The odd thing is nothing else causes it. I can bench my body weight a couple of times and never have the pain, so I don’t think it’s just the load. Lastly, I tried the assisted dip machine and even if I just put five pounds on it, I don’t usually have the pain. Now that I think about it, the assisted machine has the handles a bit further apart, maybe that’s it?
I guess my question is what do you think is causing it, and is there anythign I can do about it. Assisted dips are too easy for me now, but obviously I can’t use a dip belt if my own body weight causes my hand to hurt.

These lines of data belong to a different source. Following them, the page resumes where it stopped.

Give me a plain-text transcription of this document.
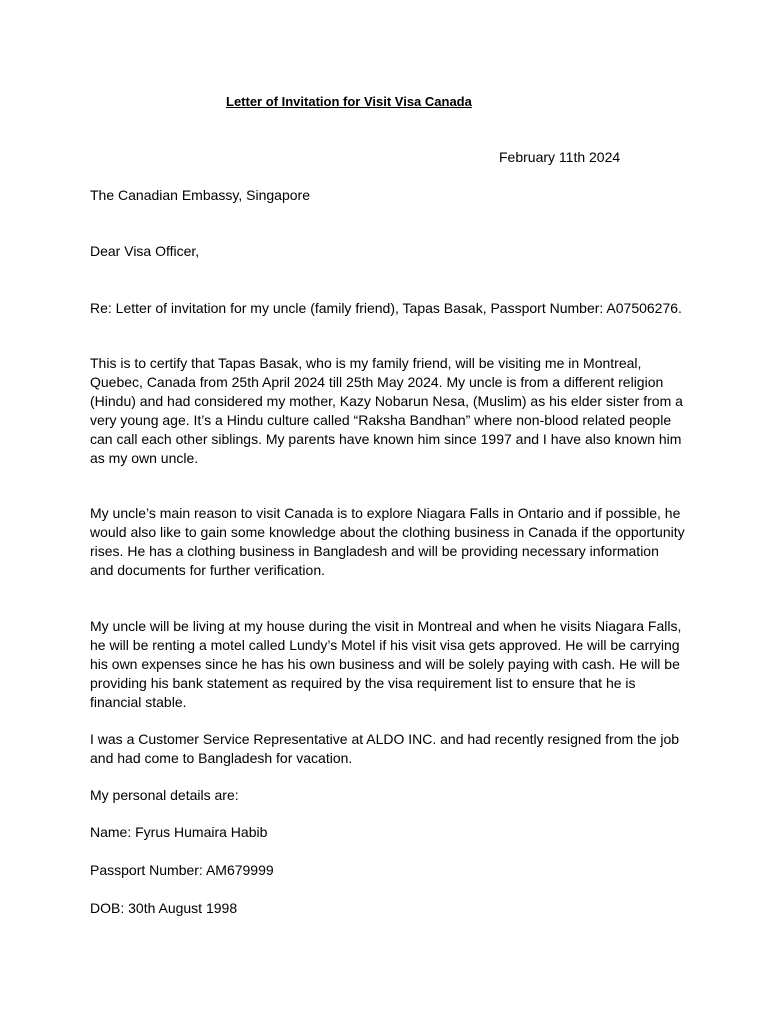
Letter of Invitation for Visit Visa Canada

February 11th 2024

The Canadian Embassy, Singapore

Dear Visa Officer,

Re: Letter of invitation for my uncle (family friend), Tapas Basak, Passport Number: A07506276.

This is to certify that Tapas Basak, who is my family friend, will be visiting me in Montreal,
Quebec, Canada from 25th April 2024 till 25th May 2024. My uncle is from a different religion
(Hindu) and had considered my mother, Kazy Nobarun Nesa, (Muslim) as his elder sister from a
very young age. It’s a Hindu culture called “Raksha Bandhan” where non-blood related people
can call each other siblings. My parents have known him since 1997 and I have also known him
as my own uncle.
My uncle’s main reason to visit Canada is to explore Niagara Falls in Ontario and if possible, he
would also like to gain some knowledge about the clothing business in Canada if the opportunity
rises. He has a clothing business in Bangladesh and will be providing necessary information
and documents for further verification.
My uncle will be living at my house during the visit in Montreal and when he visits Niagara Falls,
he will be renting a motel called Lundy’s Motel if his visit visa gets approved. He will be carrying
his own expenses since he has his own business and will be solely paying with cash. He will be
providing his bank statement as required by the visa requirement list to ensure that he is
financial stable.
I was a Customer Service Representative at ALDO INC. and had recently resigned from the job
and had come to Bangladesh for vacation.

My personal details are:

Name: Fyrus Humaira Habib

Passport Number: AM679999

DOB: 30th August 1998
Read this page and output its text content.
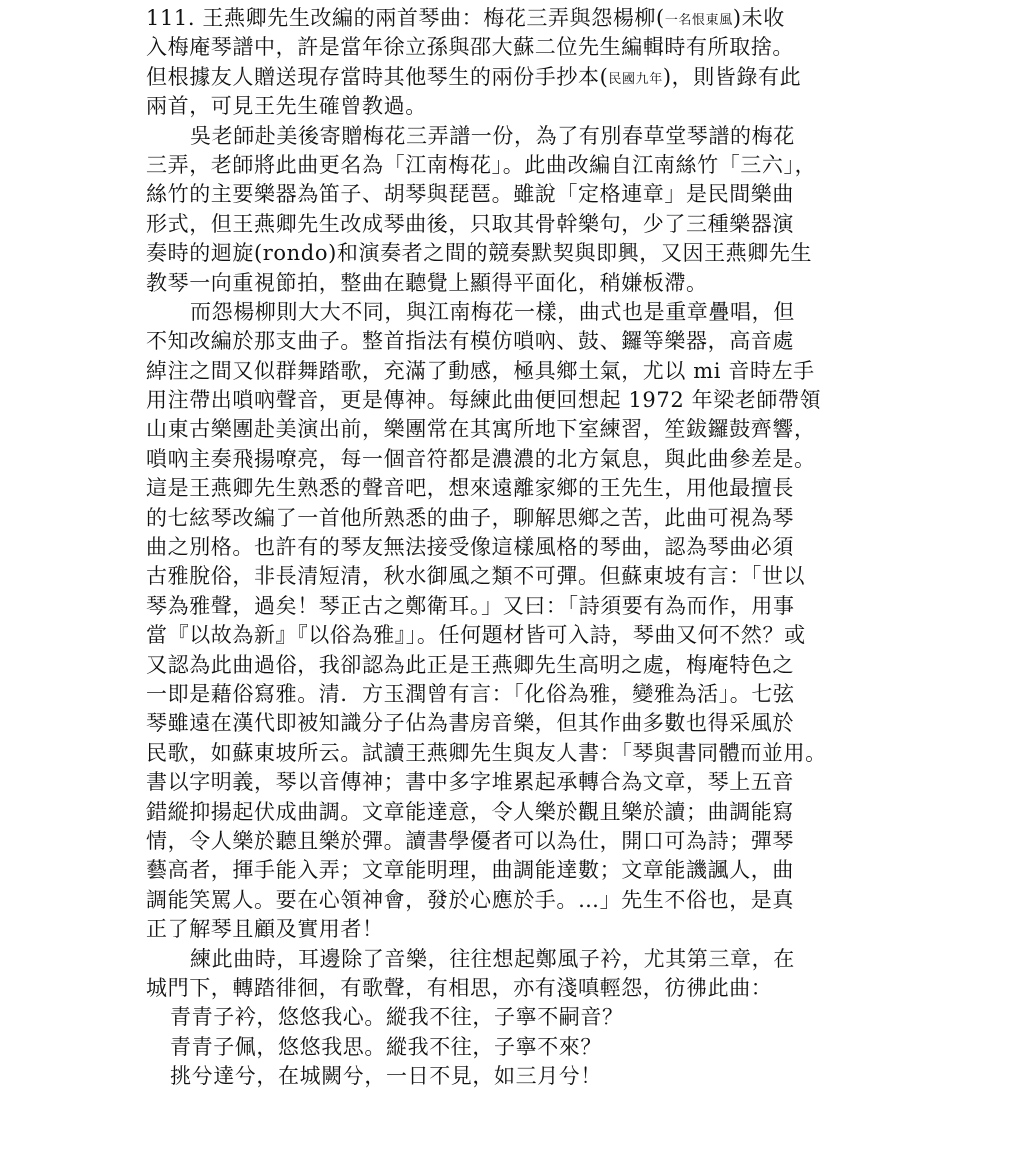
111. 王燕卿先生改編的兩首琴曲：梅花三弄與怨楊柳(一名恨東風)未收
入梅庵琴譜中，許是當年徐立孫與邵大蘇二位先生編輯時有所取捨。
但根據友人贈送現存當時其他琴生的兩份手抄本(民國九年)，則皆錄有此
兩首，可見王先生確曾教過。
吳老師赴美後寄贈梅花三弄譜一份，為了有別春草堂琴譜的梅花
三弄，老師將此曲更名為「江南梅花」。此曲改編自江南絲竹「三六」，
絲竹的主要樂器為笛子、胡琴與琵琶。雖說「定格連章」是民間樂曲
形式，但王燕卿先生改成琴曲後，只取其骨幹樂句，少了三種樂器演
奏時的迴旋(rondo)和演奏者之間的競奏默契與即興，又因王燕卿先生
教琴一向重視節拍，整曲在聽覺上顯得平面化，稍嫌板滯。
而怨楊柳則大大不同，與江南梅花一樣，曲式也是重章疊唱，但
不知改編於那支曲子。整首指法有模仿嗩吶、鼓、鑼等樂器，高音處
綽注之間又似群舞踏歌，充滿了動感，極具鄉土氣，尤以 mi 音時左手
用注帶出嗩吶聲音，更是傳神。每練此曲便回想起 1972 年梁老師帶領
山東古樂團赴美演出前，樂團常在其寓所地下室練習，笙鈸鑼鼓齊響，
嗩吶主奏飛揚嘹亮，每一個音符都是濃濃的北方氣息，與此曲參差是。
這是王燕卿先生熟悉的聲音吧，想來遠離家鄉的王先生，用他最擅長
的七絃琴改編了一首他所熟悉的曲子，聊解思鄉之苦，此曲可視為琴
曲之別格。也許有的琴友無法接受像這樣風格的琴曲，認為琴曲必須
古雅脫俗，非長清短清，秋水御風之類不可彈。但蘇東坡有言：「世以
琴為雅聲，過矣！琴正古之鄭衛耳。」又曰：「詩須要有為而作，用事
當『以故為新』『以俗為雅』」。任何題材皆可入詩，琴曲又何不然？或
又認為此曲過俗，我卻認為此正是王燕卿先生高明之處，梅庵特色之
一即是藉俗寫雅。清．方玉潤曾有言：「化俗為雅，變雅為活」。七弦
琴雖遠在漢代即被知識分子佔為書房音樂，但其作曲多數也得采風於
民歌，如蘇東坡所云。試讀王燕卿先生與友人書：「琴與書同體而並用。
書以字明義，琴以音傳神；書中多字堆累起承轉合為文章，琴上五音
錯縱抑揚起伏成曲調。文章能達意，令人樂於觀且樂於讀；曲調能寫
情，令人樂於聽且樂於彈。讀書學優者可以為仕，開口可為詩；彈琴
藝高者，揮手能入弄；文章能明理，曲調能達數；文章能譏諷人，曲
調能笑罵人。要在心領神會，發於心應於手。…」先生不俗也，是真
正了解琴且顧及實用者！
練此曲時，耳邊除了音樂，往往想起鄭風子衿，尤其第三章，在
城門下，轉踏徘徊，有歌聲，有相思，亦有淺嗔輕怨，彷彿此曲：
青青子衿，悠悠我心。縱我不往，子寧不嗣音？
青青子佩，悠悠我思。縱我不往，子寧不來？
挑兮達兮，在城闕兮，一日不見，如三月兮！
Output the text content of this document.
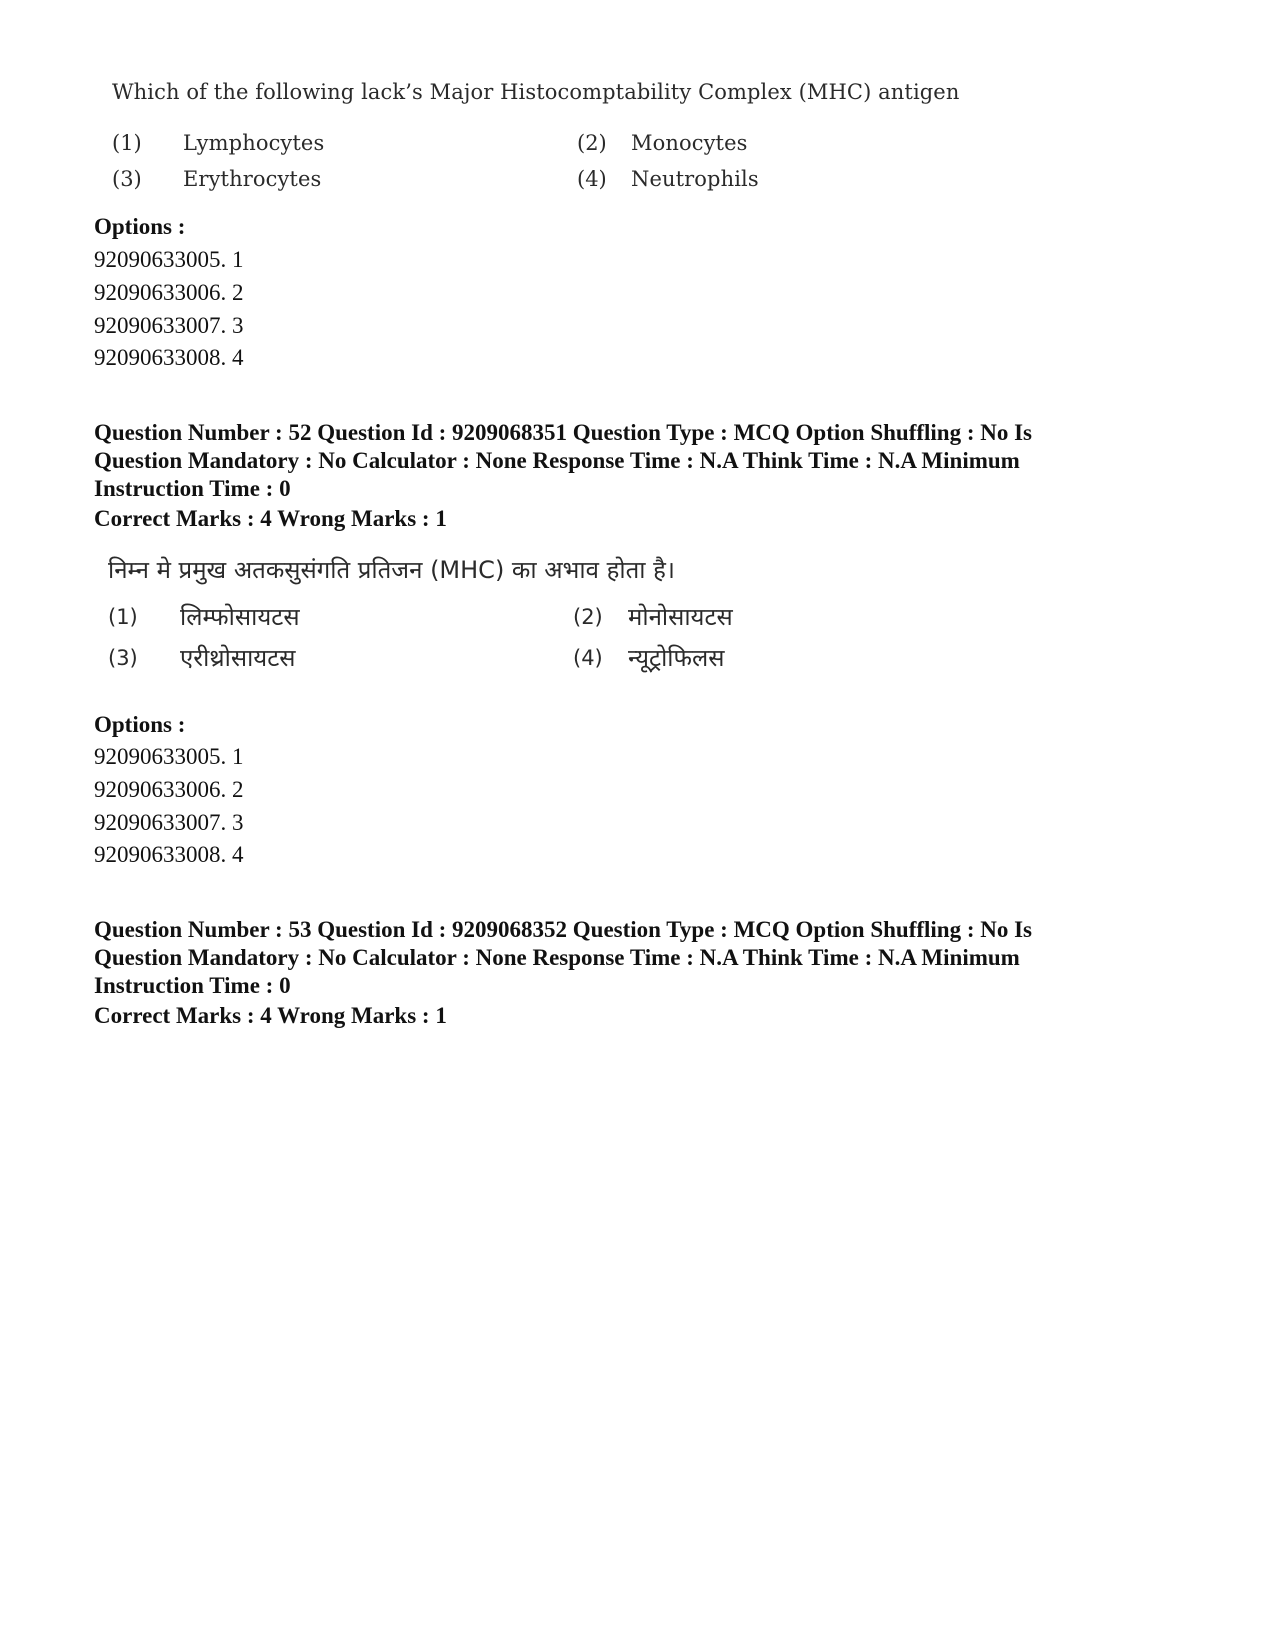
Which of the following lack’s Major Histocomptability Complex (MHC) antigen
(1) Lymphocytes	(2) Monocytes
(3) Erythrocytes	(4) Neutrophils
Options :
92090633005. 1
92090633006. 2
92090633007. 3
92090633008. 4
Question Number : 52 Question Id : 9209068351 Question Type : MCQ Option Shuffling : No Is
Question Mandatory : No Calculator : None Response Time : N.A Think Time : N.A Minimum
Instruction Time : 0
Correct Marks : 4 Wrong Marks : 1
निम्न मे प्रमुख अतकसुसंगति प्रतिजन (MHC) का अभाव होता है।
(1) लिम्फोसायटस	(2) मोनोसायटस
(3) एरीथ्रोसायटस	(4) न्यूट्रोफिलस
Options :
92090633005. 1
92090633006. 2
92090633007. 3
92090633008. 4
Question Number : 53 Question Id : 9209068352 Question Type : MCQ Option Shuffling : No Is
Question Mandatory : No Calculator : None Response Time : N.A Think Time : N.A Minimum
Instruction Time : 0
Correct Marks : 4 Wrong Marks : 1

The issue for you is that you are impinging a portion of your brachial plexus at the C8 nerve root (ulnar nerve), or that is at least what I am getting from your description.
When you are in the bottom portion of your dip, the brachial plexus is being pressed against the coracoid process of your scapula and the clavicle.
How to fix this? Couple things:
Look at your form during dips. If you feel that your shoulders are coming closer together, you really need to concentrate on keeping your chest up more to move the shoulders apart. Especially at the bottom portion of the exercise.
Stretch your pecs (clavicular head) and strengthen your lower traps.
That is some really easy stuff I can tell you. However, this is all based on the minimal symptoms you are presenting with. If this doesn’t help it, lemme know.
[quote]the MaxX wrote:
The issue for you is that you are impinging a portion of your brachial plexus at the C8 nerve root (ulnar nerve), or that is at least what I am getting from your description.
When you are in the bottom portion of your dip, the brachial plexus is being pressed against the coracoid process of your scapula and the clavicle.
How to fix this? Couple things:
Look at your form during dips. If you feel that your shoulders are coming closer together, you really need to concentrate on keeping your chest up more to move the shoulders apart. Especially at the bottom portion of the exercise.
Stretch your pecs (clavicular head) and strengthen your lower traps.
That is some really easy stuff I can tell you. However, this is all based on the minimal symptoms you are presenting with. If this doesn’t help it, lemme know.[/quote]
I’m sorry, I meant first rib, not coracoid plexus. Sorry about that.